Septuagésima Primeira Carta: Feliz Dia da Vida.

"O que sobra de um velho coração? O que resta de uma peça qualquer quando ela é quebrada em milhões e milhões de pequenos pedaços inúteis que, por mais que tenham o minimo resquício de vida, parecem tão falecidos? Ela me deu a resposta como um sopro calmo da brisa do outono: salvar. Ela sabe melhor do que ninguém como tornar o velho em novo, como regenerar a vida naquela peça quebrantada, como salvar a vida de um homem.

Durante muito tempo eu pensei sobre o que definia alguém vivo ou morto. Nunca me incomodei com arranhões, ralados, torções, luxações, quebras... nada podia quebrar uma barreira morta, nada poderia movimentar uma dor num lugar morto. E descobri com tudo isso que não precisava de um elemento físico para estar morto, que não precisa de um coração parando de bater, uma cabeça parando de agir e um sangue correndo cada vez mais lento pelas artérias. Na verdade, a vida foi sendo uma palavra sem significado para mim, chovesse o quão chovesse, gota de água alguma me tocava, e se o fizesse, não era notada. A verdade acima desta é que nada mais reluzia significado dentro do dia-a-dia, podia estar claro ou escuro, mas eu não ligava mais - estava tão desmembrado de minha vida que nunca voltaria a entendê-la senão por uma falta imensa do que é ser feliz. Era como estar trancado em sua própria cabeça, mas sem querer fugir, e cada dia que passava era apenas um dia, vivendo absorto na sustentação de um batimento cardíaco qualquer, pois bastava o primeiro para condenar que estava vivo, se é que isso realmente julgava-me tal especialidade. Não. Viver não é ter um coração batendo. E, até então, eu não sabia o que era estar vivo.

Não obstante, sabia o que era estar morto. Sabia muito bem, pois vivia dias e dias como se fosse uma programação qualquer num lugar gelado sem nada para fazer, fazendo o que tinha de ser feito simplesmente por... fazer. Objetivos e conclusões, objetivos e falhas. Apenas acarretava em consequências, significativas ou não. Só isso tinha algum significado, algum resquício disso, afinal toda consequência vem com seu impacto, mas a perceptividade é um fruto da mente do condenado. E, como antes disso, não importava - eu estava desmembrado do meu real significado de vida.

Com isto, aprendi que precisava apenas ligar para executar meus planos e mais nada para estar morto. Acabou que isto se tornou uma questão de patamar emocional, não mais físico.
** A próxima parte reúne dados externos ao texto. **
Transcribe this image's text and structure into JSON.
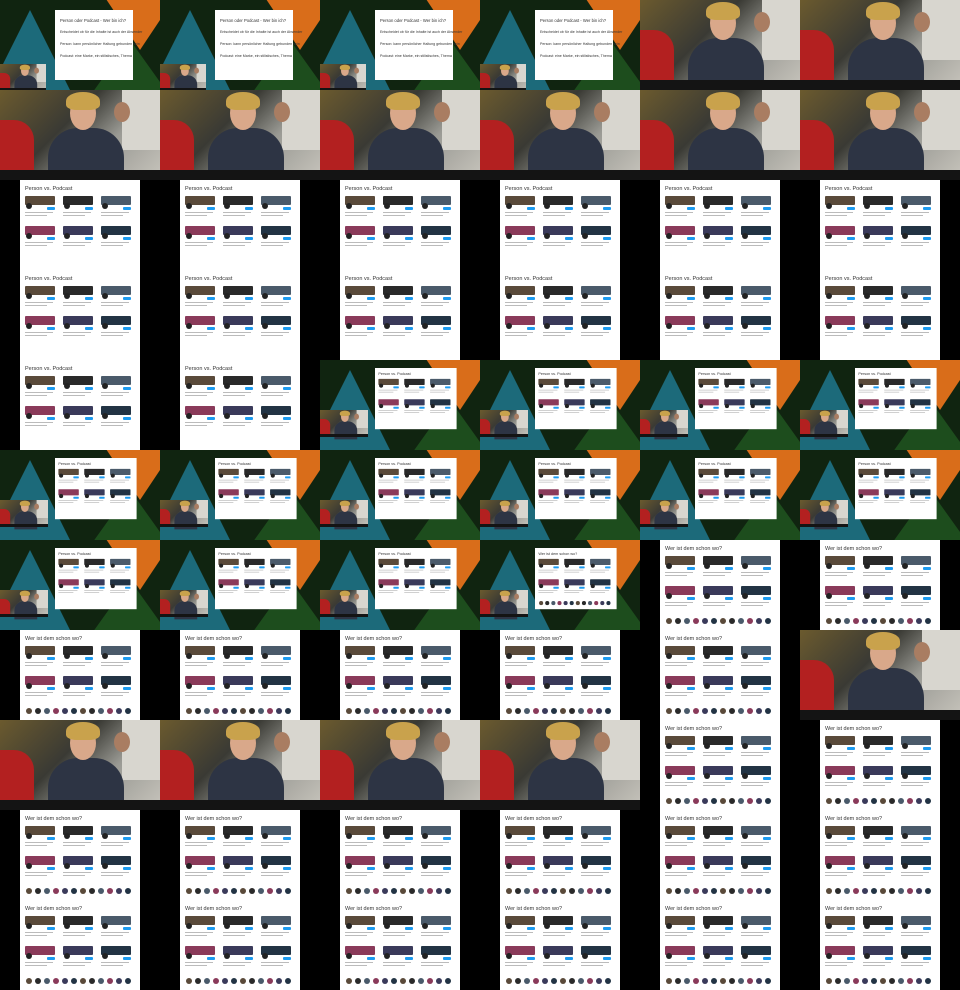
{
  "slides": {
    "person_oder_podcast": "Person oder Podcast - Wer bin ich?",
    "p_line1": "Entscheidet ob für die Inhalte ist auch der Absender",
    "p_line2": "Person: kann persönlicher Haltung gebunden sein",
    "p_line3": "Podcast: eine Marke, ein stilistisches, Thema",
    "person_vs_podcast": "Person vs. Podcast",
    "wer_ist_dem_schon_wo": "Wer ist dem schon wo?"
  },
  "colors": {
    "twitter_blue": "#1d9bf0",
    "slide_bg": "#ffffff",
    "frame_bg": "#000000",
    "backdrop_green": "#102410",
    "accent_orange": "#d96d1a",
    "accent_teal": "#1c6a7a",
    "shirt_red": "#b32020"
  }
}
Porém isto mudaria, como tudo muda, bem ou mal, até que se entrelaçasse como uma coisa só, resgatando apenas as nuances de suas diferenças. Bastou ela apenas entrar na minha vida. A pele alva, madeixas negras e inspirando vida com suas curvas, um corpo belo e bem esculpido, ao contrário da imagem magricela e sem vida de um demônio escarrado por sua desistência: a desistência de viver. Fazia falta aquele significado, tal que era a única substância que o ligava a se importar com o que era viver. Fora isto, mais nada. Mas lá estava ela, adentrando em minha vida sem pedir qualquer tipo de licença, não por falta de educação, mas porque subconscientemente ela sabia, melhor que ninguém, o que precisava fazer.

Dar um novo significado.

Demorei muito para entender o que era ser completo, e hoje, depois de muito que vivemos juntos, ela me ensinou apenas com sua amizade e por um amor platônico da minha parte que eu precisava ser completo. Ela com sua amizade, estando ao meu lado sempre, me ensinou o que era, enfim, viver: EU PRECISAVA. Precisava desse significado, dO significado. Ela me deu como num presente divino, como... espere... um anjo da guarda... Será?
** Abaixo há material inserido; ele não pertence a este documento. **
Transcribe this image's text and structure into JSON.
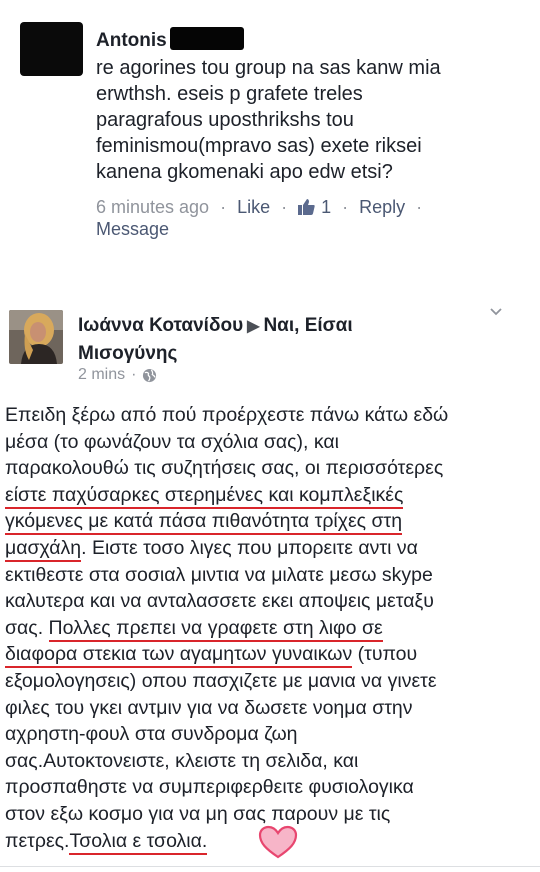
{
  "comment1": {
    "author": "Antonis",
    "text_lines": [
      "re agorines tou group na sas kanw mia",
      "erwthsh. eseis p grafete treles",
      "paragrafous uposthrikshs tou",
      "feminismou(mpravo sas) exete riksei",
      "kanena gkomenaki apo edw etsi?"
    ],
    "meta": {
      "time": "6 minutes ago",
      "like_label": "Like",
      "like_count": "1",
      "reply_label": "Reply",
      "message_label": "Message"
    }
  },
  "comment2": {
    "author": "Ιωάννα Κοτανίδου",
    "target": "Ναι, Είσαι",
    "target_line2": "Μισογύνης",
    "time": "2 mins",
    "body_lines": [
      {
        "segments": [
          {
            "text": "Επειδη ξέρω από πού προέρχεστε πάνω κάτω εδώ",
            "u": false
          }
        ]
      },
      {
        "segments": [
          {
            "text": "μέσα (το φωνάζουν τα σχόλια σας), και",
            "u": false
          }
        ]
      },
      {
        "segments": [
          {
            "text": "παρακολουθώ τις συζητήσεις σας, οι περισσότερες",
            "u": false
          }
        ]
      },
      {
        "segments": [
          {
            "text": "είστε παχύσαρκες στερημένες και κομπλεξικές",
            "u": true
          }
        ]
      },
      {
        "segments": [
          {
            "text": "γκόμενες με κατά πάσα πιθανότητα τρίχες στη",
            "u": true
          }
        ]
      },
      {
        "segments": [
          {
            "text": "μασχάλη",
            "u": true
          },
          {
            "text": ". Ειστε τοσο λιγες που μπορειτε αντι να",
            "u": false
          }
        ]
      },
      {
        "segments": [
          {
            "text": "εκτιθεστε στα σοσιαλ μιντια να μιλατε μεσω skype",
            "u": false
          }
        ]
      },
      {
        "segments": [
          {
            "text": "καλυτερα και να ανταλασσετε εκει αποψεις μεταξυ",
            "u": false
          }
        ]
      },
      {
        "segments": [
          {
            "text": "σας. ",
            "u": false
          },
          {
            "text": "Πολλες πρεπει να γραφετε στη λιφο σε",
            "u": true
          }
        ]
      },
      {
        "segments": [
          {
            "text": "διαφορα στεκια των αγαμητων γυναικων",
            "u": true
          },
          {
            "text": " (τυπου",
            "u": false
          }
        ]
      },
      {
        "segments": [
          {
            "text": "εξομολογησεις) οπου πασχιζετε με μανια να γινετε",
            "u": false
          }
        ]
      },
      {
        "segments": [
          {
            "text": "φιλες του γκει αντμιν για να δωσετε νοημα στην",
            "u": false
          }
        ]
      },
      {
        "segments": [
          {
            "text": "αχρηστη-φουλ στα συνδρομα ζωη",
            "u": false
          }
        ]
      },
      {
        "segments": [
          {
            "text": "σας.Αυτοκτονειστε, κλειστε τη σελιδα, και",
            "u": false
          }
        ]
      },
      {
        "segments": [
          {
            "text": "προσπαθηστε να συμπεριφερθειτε φυσιολογικα",
            "u": false
          }
        ]
      },
      {
        "segments": [
          {
            "text": "στον εξω κοσμο για να μη σας παρουν με τις",
            "u": false
          }
        ]
      },
      {
        "segments": [
          {
            "text": "πετρες.",
            "u": false
          },
          {
            "text": "Τσολια ε τσολια.",
            "u": true
          }
        ]
      }
    ]
  },
  "colors": {
    "underline": "#d9252b",
    "heart_fill": "#f7b5c8",
    "heart_stroke": "#e8466f",
    "meta_gray": "#90949c",
    "link_blue": "#4b5873"
  },
  "icons": [
    "thumbs-up-icon",
    "globe-icon",
    "chevron-down-icon",
    "heart-icon",
    "play-arrow-icon"
  ]
}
Apareceu na minha história e me mostrou que eu estava errado. Eu não tinha uma história. Eu tinha algo maior. Eu tinha vida. ORA! Eu estava errado, claro. Como sempre estive. E ela não me enquadrou em um artigo penal para me fazer sentir mais culpado ainda - ainda que eu o faça. Mas de todo modo, ela me ensinou uma lição que se tornou o significado da minha vida, o significado do que é ter vida: eu precisava querer viver, e sentir estar fazendo isto. Bastou.
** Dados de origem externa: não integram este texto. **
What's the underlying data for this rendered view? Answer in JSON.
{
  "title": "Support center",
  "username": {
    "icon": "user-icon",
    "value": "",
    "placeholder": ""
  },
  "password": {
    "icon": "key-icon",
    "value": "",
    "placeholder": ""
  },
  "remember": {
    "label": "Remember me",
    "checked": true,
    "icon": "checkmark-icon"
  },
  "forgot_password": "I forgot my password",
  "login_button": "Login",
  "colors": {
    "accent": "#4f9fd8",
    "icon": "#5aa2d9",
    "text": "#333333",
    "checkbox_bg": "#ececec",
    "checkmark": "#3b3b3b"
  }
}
Muito tempo se passou ao lado dela, sobrevivendo com este significado e, quando notei, havia sim algo que fazia sobrar de um velho coração quebrantado: a vontade de ainda viver. E com seus sorrisos, únicos e indestrutíveis, ela salvou toda a minha vida. Notei, assim, que precisava dela na minha vida, para me manter em movimento, para me conquistar e me salvar todo santo dia, e caso eu perdesse aquele significado de novo, o sorriso dela o traria de volta, e curaria qualquer maldita chaga que ousasse aparecer em meu tecido cardíaco recém-recuperado. Ela sabe muito bem como salvar a vida de uma pessoa, e bem o faz com qualquer pobre animal na sarjeta, como bem fez comigo. Ela salva vidas, e talvez para isso tenha vindo até mim, para salvar minha vida e mantê-la viva. Assim, tomei-a como a principal engrenagem da minha vida.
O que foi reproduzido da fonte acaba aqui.